I wasn't even able to produce a situation where the histograms looked very different. No, they were not identical in every little detail (I don't expect them to be, since the jpeg is compressing not just flatly sampling), but the overall gross shape was almost exactly the same, and there was no noticeable pattern of the edges acting differently. Occasionally shifted a few points in brightness or something, nothing more. WELL within the powers of RAW latittude to correct for with sliders and those extra 6-8 bits of data to shield it from any sort of visible posterization.
Here is an example from the scene with all the orange/red stuff:
View attachment 57677
The arrows point to the only two sliders I had to change. Brightness by just a few points and blacks from 5 down to 1. Neither of those changes was even all that visible to my eye, but I did them anyway just to match the histograms as closely as possible.

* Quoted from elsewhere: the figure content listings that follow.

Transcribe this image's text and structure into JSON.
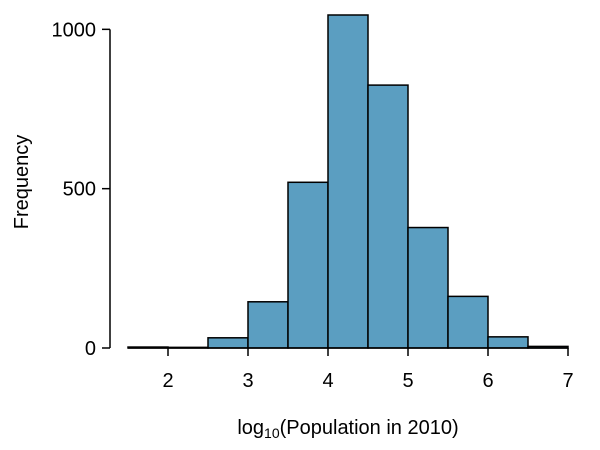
{
  "chart_data": {
    "type": "bar",
    "title": "",
    "xlabel": {
      "prefix": "log",
      "subscript": "10",
      "suffix": "(Population in 2010)"
    },
    "ylabel": "Frequency",
    "bin_edges": [
      1.5,
      2.0,
      2.5,
      3.0,
      3.5,
      4.0,
      4.5,
      5.0,
      5.5,
      6.0,
      6.5,
      7.0
    ],
    "values": [
      3,
      2,
      32,
      145,
      520,
      1045,
      825,
      378,
      162,
      35,
      5
    ],
    "xlim": [
      1.5,
      7
    ],
    "ylim": [
      0,
      1045
    ],
    "x_ticks": [
      "2",
      "3",
      "4",
      "5",
      "6",
      "7"
    ],
    "y_ticks": [
      "0",
      "500",
      "1000"
    ],
    "bar_color": "#5b9ec1",
    "edge_color": "#000000",
    "grid": false,
    "legend": "none"
  }
}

Why would it need to be? Do you really think I care if a given pixel is 8,459 or 8,458? Would I need to know how many pixels are at 8,459 and how many are at 8,458?

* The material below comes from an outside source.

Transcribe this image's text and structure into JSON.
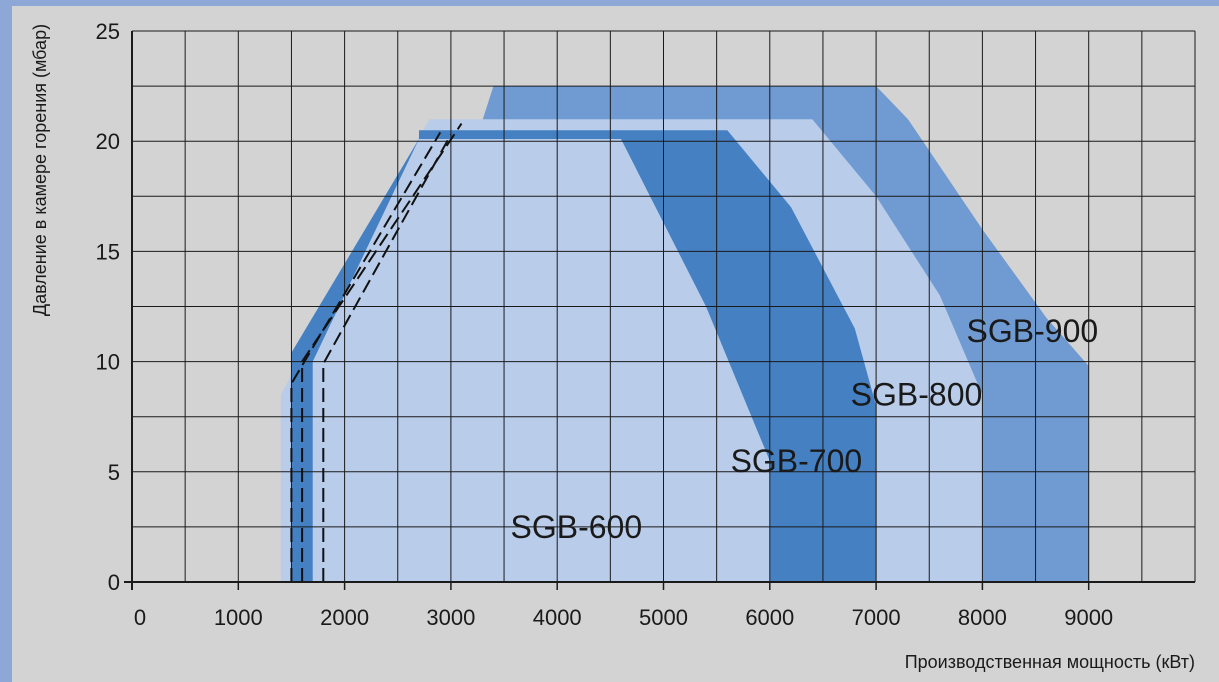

You don't need to. Which is why you don't really need a RAW historgram, because that's all it would really tell you that was much different from a neutral jpeg histo.
Okay, fine, that's not ALL it tells you. It also tells you very very slight shape differences that come from the manipulation of the image's pixels during the compression process. But nothing about jpeg compression should be extreme enough to concern the photographer at all in terms of worrying about their exposure being misrepresented or anything like that. The change is too slight--probably slighter than 1/3 of a stop, such that you couldn't even adjust your camera to account for it if you wanted to, because your controls are too coarse.
Compress the histo down to 8-bit, view it just as a normal JPEG histo, and watch the ends.
Absolutely nothing happened in any of my samples. I could see a couple of the histo bars move like, maybe 1 pixel up or down (presumably as a few pixels in the image right near to edges of the zones got re-rounded). That's it. Nor do I see why anything SHOULD have changed. What are you getting at?